Predicting rock properties from seismic data is one of the pillars of dGB. In fact, back in 1995 we started out as a QI (Quantitative Interpretation) specialist company. Our first software system GDI focuses on integrating geology, logs and seismic data and supports stochastic pseudo-well modeling and neural networks for non-linear analysis. GDI is still a work horse for our in-house service projects that cover the entire spectrum of QI work: seismic inversion, fluid-replacement, pre- and post-stack modeling, AVO analysis, 4D etc.
With the development of OpendTect and plugins, we have broadened our technology but our passion for QI remains. More and more work flows originating from GDI are now supported in a more user-friendly way in OpendTect. For example the Neural Networks plugin supports waveform segmentation (visualizing seismic patterns along horizons) as well as inversion along well tracks. In the long run we intend to migrate all GDI functionalities to OpendTect, which should thus become the ultimate QI workbench.

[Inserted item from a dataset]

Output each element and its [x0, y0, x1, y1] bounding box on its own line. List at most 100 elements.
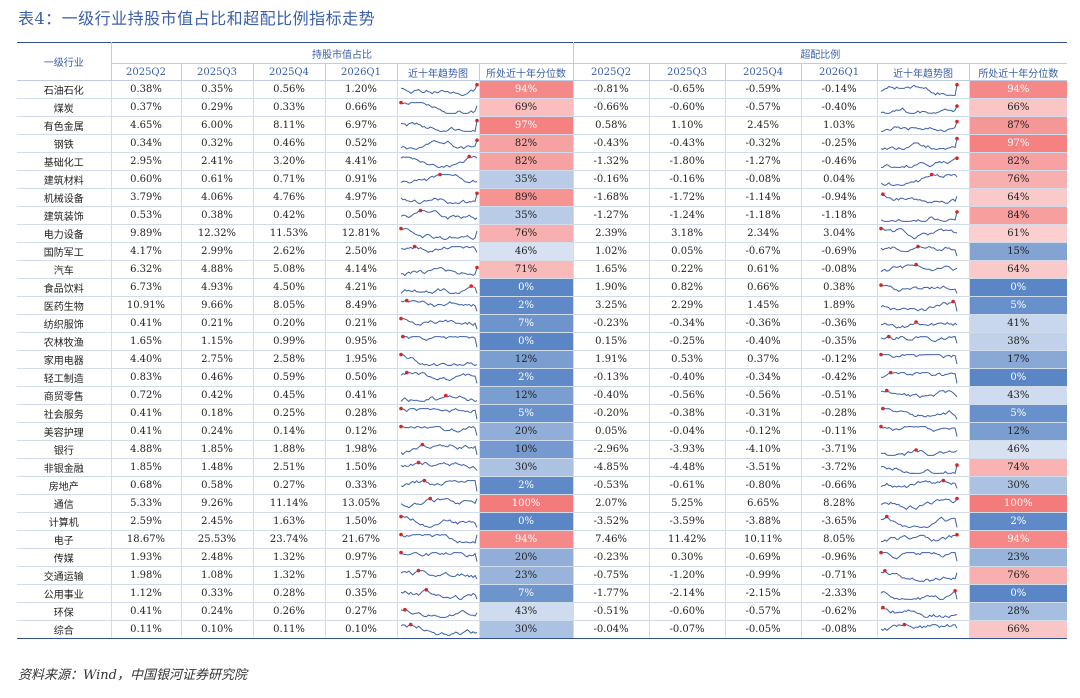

All kind of rock properties can be predicted with the use of the neural networks plugin. It is possible to relate any well log to seismic data. Examples are porosity, Vshale, lithology, permeability.
Deterministic Inversion includes a 3D model builder for the construction of a priori impedance models using well log and seismic horizon data; a 2D error grid generation module to provide spatial inversion constraints and a model-based deterministic acoustic impedance inversion module.
Stochastic Inversion
Stochastic Inversion includes the MPSI UltraFast stochastic inversion module for the generation of multiple geostatistical realizations. This plugin allows the user to explore the impact of the geophysical uncertainties in the inversion process. Utilities for post-processing the multiple realizations are available to create expectation, standard deviation, and (joined) probability and trend volumes. This plugin requires a license for the deterministic inversion plugin to be in place.
ARK CLS Seismic Coloured Inversion enables rapid band-limited acoustic impedance inversion of seismic data. A single convolution inversion operator is derived which optimally inverts the data. The spectrum of the inverted data honours the available well data spectra in a global sense. Generally, traditional inversion methods (e.g. sparse-spike) are time consuming, expensive, require specialists and are not performed routinely by the Interpretation Geophysicist, whereas SCI is rapid, easy to use, inexpensive, robust and does not require expert users. SCI and unconstrained sparse-spike appear to give broadly equivalent results.
Understanding geology is the key to drilling successful wells. This means that one needs to gain understanding in the 3D distribution of lithologies, rock properties and fluid fill in the subsurface. Predicting these distributions from 3D seismic data with control points at well locations is the current industry standard. At dGB we take reservoir prediction a step further by looking beyond the numbers and use geological models to improve our prediction. Also, with the use of neural networks, we avoid using oversimplified linear models which can not accurately describe most rock property relations.